Cook pointed out that Apple pays billions of dollars in taxes on its U.S. earnings and breaks no laws with its tax strategies. But there was no denying some damage had been done to Apple’s image; Republican Sen. John McCain called the company “the most egregious offender” among tax-avoiding U.S. corporations, while Democratic Sen. Carl Levin said Apple has been “exploiting an absurdity, one that we have not seen other corporations use.” In other words, in a nation that tends to focus its corporate outrage on banks and health insurance companies, elites from across the political spectrum argued that Apple is exceptionally bad at meeting a crucial societal obligation. That can’t be a message Apple is happy to see aired.
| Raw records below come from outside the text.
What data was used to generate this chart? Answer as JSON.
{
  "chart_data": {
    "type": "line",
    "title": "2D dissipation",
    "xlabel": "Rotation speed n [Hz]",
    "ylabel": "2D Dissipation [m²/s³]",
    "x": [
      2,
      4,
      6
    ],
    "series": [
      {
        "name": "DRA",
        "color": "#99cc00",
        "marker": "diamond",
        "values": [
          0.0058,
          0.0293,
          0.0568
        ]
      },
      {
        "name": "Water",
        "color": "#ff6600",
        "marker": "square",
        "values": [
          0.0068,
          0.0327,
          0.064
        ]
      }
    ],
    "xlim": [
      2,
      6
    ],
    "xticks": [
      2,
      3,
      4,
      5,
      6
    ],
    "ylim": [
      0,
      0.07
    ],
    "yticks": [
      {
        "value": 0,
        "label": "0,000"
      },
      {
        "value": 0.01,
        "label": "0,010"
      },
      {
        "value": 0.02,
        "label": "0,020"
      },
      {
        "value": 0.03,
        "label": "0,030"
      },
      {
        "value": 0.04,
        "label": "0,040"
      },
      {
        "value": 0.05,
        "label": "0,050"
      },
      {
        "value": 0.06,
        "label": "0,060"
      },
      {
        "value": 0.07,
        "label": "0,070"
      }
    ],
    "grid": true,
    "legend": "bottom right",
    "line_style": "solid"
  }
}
But the public pressure on Apple to live up to its high-minded marketing won’t be confined to one company; tech corporations are being held to an increasingly high standard. That’s partly because their role has grown so dramatically. Once upon a time, computers were large boxes used behind closed doors, adopted by tinkerers and sold by misfits of little interest to the broader society.

Today people have a much more intimate relationship with software and hardware, carrying smartphones at all times, taking tablet computers into bed, uploading private photos to the web and turning to a remote server when they want to get in touch with a relative or close friend. Tech companies have seized on this sea change, positioning themselves as enablers of freedom, self expression, and cultural change. Their leaders are not the subjects of Oscar-winning movies and best-selling books. Is it any wonder politicians are now more likely to call them on questionable behavior?

Apple may, today, be the most prominent tech company called to the carpet, but others have had, and will again have, their turn. Google, for one, has been criticized for its own aggressive tax avoidance strategies, while Facebook and Twitter have taken federal heat for their privacy practices.

Tech companies are not, for the most part, polluting the air, ruining the land, and poisoning the food supply like the industrial villains of decades past. But they have held themselves up as instrumental to human progress. Having sold this vision of advancement and having captured the imagination of the public, tech companies must comport themselves accordingly. Technical compliance with the law isn’t enough; companies like Apple will have to strain – and be seen straining – to do the right thing.